L’enfer est pavé de bonnes intentions.
Une famille qui refusera l’aide à un patient s’il ne fait pas ce que le docteur dit, une mère qui ne parle pas de sa dépression pour ne pas inquiéter sa famille. Une infirmière qui s’inquiète plus pour une patiente que la patiente elle même, des gestionnaires qui ne se mêlent pas du malaise dans une équipe. Tous capables de justifier leur position, l’intention est bonne.
La famille met-elle une limite ou fait-elle des menaces? La mère qui ne parle pas s’emmure-t-elle en empêchant l’aide naturelle de la supporter, jusqu’à risquer la crise? Est-ce que l’infirmière est dans le contre transfert où « sa » patiente n’est plus un être autonome doté de libre arbitre mais une malade qui ne prends pas de bonnes décisions? Est-ce que le gestionnaire se protège?

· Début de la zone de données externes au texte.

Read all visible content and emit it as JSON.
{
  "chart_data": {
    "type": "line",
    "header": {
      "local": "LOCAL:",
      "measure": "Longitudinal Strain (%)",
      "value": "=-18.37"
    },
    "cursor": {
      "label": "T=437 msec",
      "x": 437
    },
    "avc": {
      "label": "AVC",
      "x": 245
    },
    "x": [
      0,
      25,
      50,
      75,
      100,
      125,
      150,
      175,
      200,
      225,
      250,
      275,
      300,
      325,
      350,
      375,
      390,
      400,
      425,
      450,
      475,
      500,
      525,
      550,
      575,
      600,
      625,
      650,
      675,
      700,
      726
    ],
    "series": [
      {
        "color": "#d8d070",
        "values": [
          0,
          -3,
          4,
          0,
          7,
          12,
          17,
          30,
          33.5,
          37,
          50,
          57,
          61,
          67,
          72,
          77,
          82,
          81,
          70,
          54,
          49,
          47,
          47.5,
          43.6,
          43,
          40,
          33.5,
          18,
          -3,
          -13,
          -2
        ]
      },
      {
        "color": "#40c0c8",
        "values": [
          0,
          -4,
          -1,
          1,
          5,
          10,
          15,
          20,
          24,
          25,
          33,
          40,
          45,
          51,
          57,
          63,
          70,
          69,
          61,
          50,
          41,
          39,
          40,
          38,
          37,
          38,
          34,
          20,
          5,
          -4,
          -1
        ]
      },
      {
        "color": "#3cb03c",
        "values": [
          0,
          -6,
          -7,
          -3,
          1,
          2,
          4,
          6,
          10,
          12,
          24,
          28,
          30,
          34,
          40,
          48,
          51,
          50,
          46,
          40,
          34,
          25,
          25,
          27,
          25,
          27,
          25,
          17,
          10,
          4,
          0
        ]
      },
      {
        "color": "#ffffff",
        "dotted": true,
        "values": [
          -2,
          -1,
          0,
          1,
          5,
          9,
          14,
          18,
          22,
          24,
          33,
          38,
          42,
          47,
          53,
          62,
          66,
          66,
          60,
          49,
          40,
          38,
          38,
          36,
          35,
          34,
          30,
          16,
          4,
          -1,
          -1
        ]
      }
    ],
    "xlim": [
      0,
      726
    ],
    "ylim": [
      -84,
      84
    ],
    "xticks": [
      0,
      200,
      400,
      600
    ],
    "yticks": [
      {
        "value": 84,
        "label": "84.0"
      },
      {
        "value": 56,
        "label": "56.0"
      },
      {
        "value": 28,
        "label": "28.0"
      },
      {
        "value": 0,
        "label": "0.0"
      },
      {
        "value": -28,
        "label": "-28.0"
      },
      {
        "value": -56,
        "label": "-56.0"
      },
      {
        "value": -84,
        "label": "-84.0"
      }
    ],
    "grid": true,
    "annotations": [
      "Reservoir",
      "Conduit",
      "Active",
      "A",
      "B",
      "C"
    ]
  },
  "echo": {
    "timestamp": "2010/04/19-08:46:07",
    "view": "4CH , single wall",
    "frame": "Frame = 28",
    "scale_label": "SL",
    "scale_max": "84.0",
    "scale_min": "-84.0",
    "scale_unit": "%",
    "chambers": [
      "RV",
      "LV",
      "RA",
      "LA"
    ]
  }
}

Est-ce une fuite?
« Celui qui cache son secret est maitre de sa route »
Proverbe arabe
À plusieurs occasions, cet automne, ce type de questionnement est survenu au sein de notre clinique. Nous avons eu à échanger sur nos valeurs et réfléchir sur celles des autres équipes et partenaires que nous côtoyons. Une constance revient dans ses réflexions: la frontière mobile entre le rétablissement du patient et les intentions bienveillantes de ceux qui veulent aider.

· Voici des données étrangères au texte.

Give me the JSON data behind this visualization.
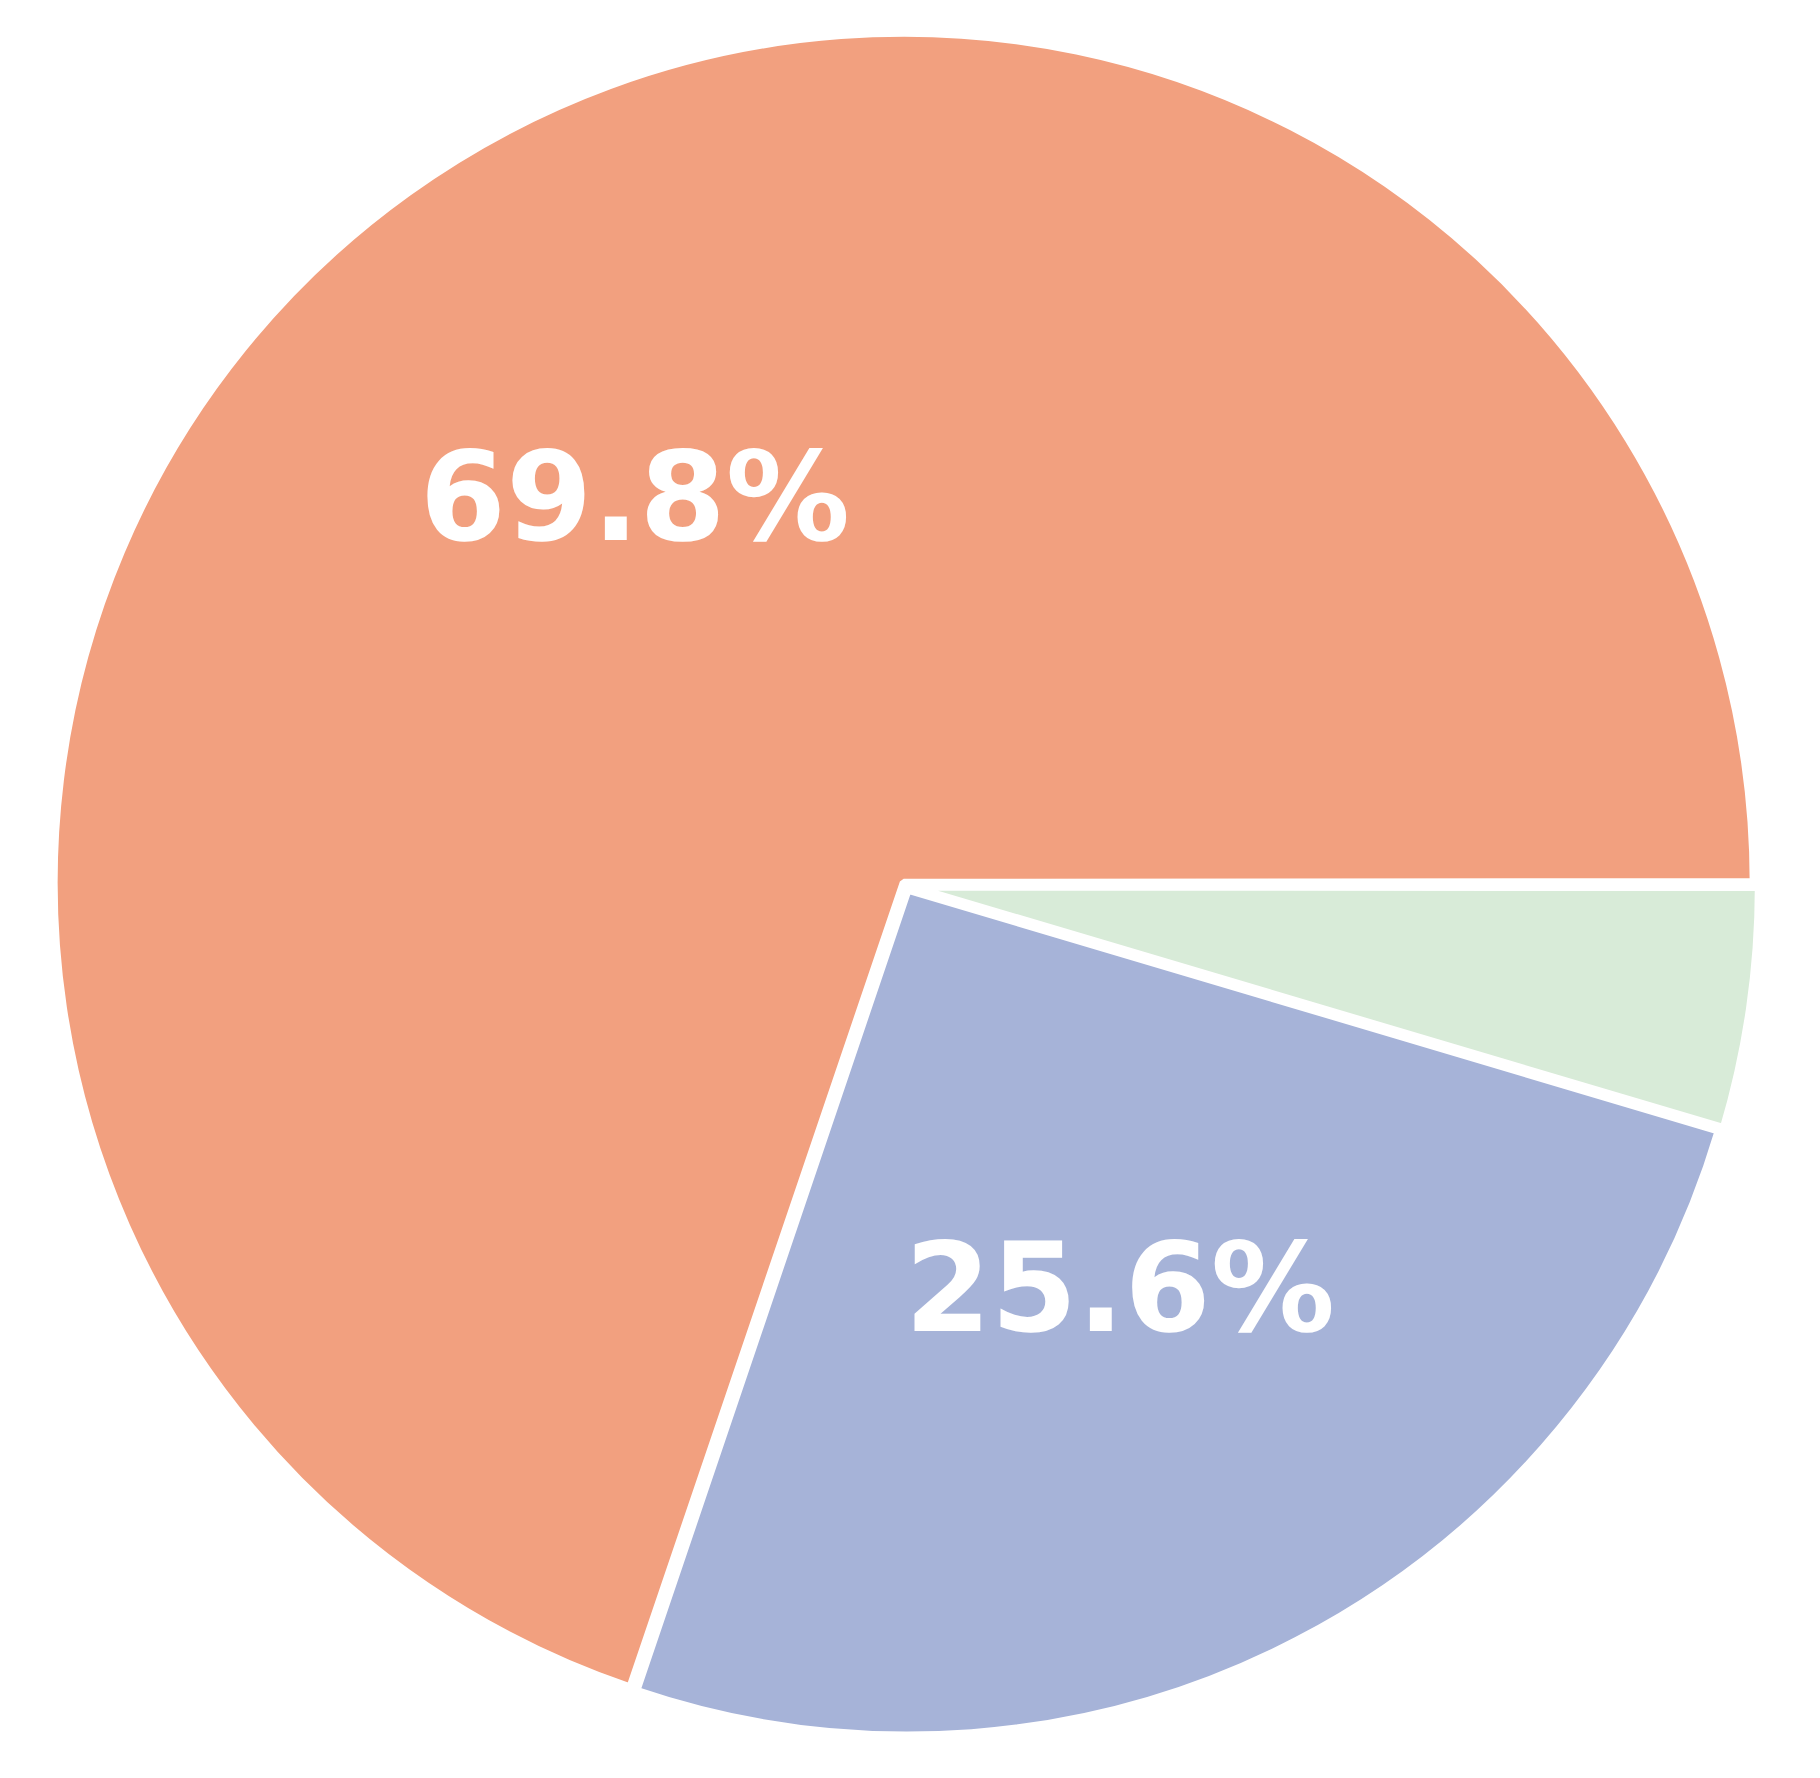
{
  "chart_data": {
    "type": "pie",
    "categories": [
      null,
      null,
      null
    ],
    "values": [
      4.6,
      25.6,
      69.8
    ],
    "colors": [
      "#d8ebd8",
      "#a6b3d8",
      "#f2a07f"
    ],
    "value_labels": [
      null,
      "25.6%",
      "69.8%"
    ]
  }
}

La bible du modèle McGill convient que les soins se donnent au patient/famille, qui est une seule entité. Mais qu’arrive-t-il lorsque cette entité est scindée, que le patient méfiant ne veut pas que vous leur parliez, que la famille détient le pouvoir d’accompagner ou non dans les sorties prescrites. On frôle nécessairement la frontière du clivage. Chacun de nos clivages.
« La première partie de notre vie est ruinée par nos parents et la seconde, par nos enfants »
Clarence Darrow
Un clinicien augmente le clivage en invoquant systématiquement la confidentialité pour refuser d’impliquer la famille dans les soins, le patient augmente le clivage en gardant secret des informations importantes pour le rétablissement et ce, avec l’accord de la famille. Le clivage augmente aussi lorsque l’équipe traitante et la famille décident de ce qui est le mieux pour le patient. Virus très prolifique en milieu psychiatrique, le clivage est comme la grippe, il se transmet au contact de nouvelles surfaces. Si l’inconfort perdure et neutralise systématiquement l’homéostasie, à un moment survient la crise… heureusement. Après cette crise, la limite sera repositionnée, la frontière deviendra plus claire pour tous.
Régulièrement j’imagine, l’enfer d’un autre est pavé de mes bonnes intentions. Ceci aussi est une constance. Je trouve toujours intéressant toutefois que, dans l’intention d’aider, une position « évidente » pour l’un puisse sembler une incurie pour l’autre.
Advice to a girl
Sara Teasdale
No one worth possessing can be quite possessed;
Lay that on your heart my young angry dear
This truth, this hard and precious stone.
Lay it on your cheek, let it hide your tear,
Hold it in a crystal when you are alone
and gaze in the depths of the icy stone.
Long, look long and you will be blessed;
No one worth possessing can be quite possessed.
Classé dans abus, besoin d'aide, clivage, infirmières, interventions, observation, parents, poésie, traitement, travail en psychiatrie.
Catégorisé dans Interventions, Maladie mentale, Relation d'aide, Soins infirmiers, Travail en psychiatrie, Événement sentinelle.
Publié le 07 oct 2012
Le 15 oct 2012 à 17:28
Très bon sujet, merci Liette, tu me fais du bien, je reconnais beaucoup le quotidien de mes patients-familles, des gestionnaires, et de moi même, je crois que je fais du contre transfère 1x jours minimum hahaha.
Lâche pas,
Julie Fortier inf. clinicienne en santé mentale
Bienvenue dans le club, j’ai moi aussi mes moments de contre transfert. Je trouve que l’équipe aide dans ce cas car cela nous permet de valider nos impressions et de partager nos difficultés. De plus, si on arrive au point où on peut travailler sur notre contre-transfert en reflétant au patient ce que la situation nous fait vivre, on entre dans un échange qui est productif pour lui et pour nous. Cela devient de la haute voltige!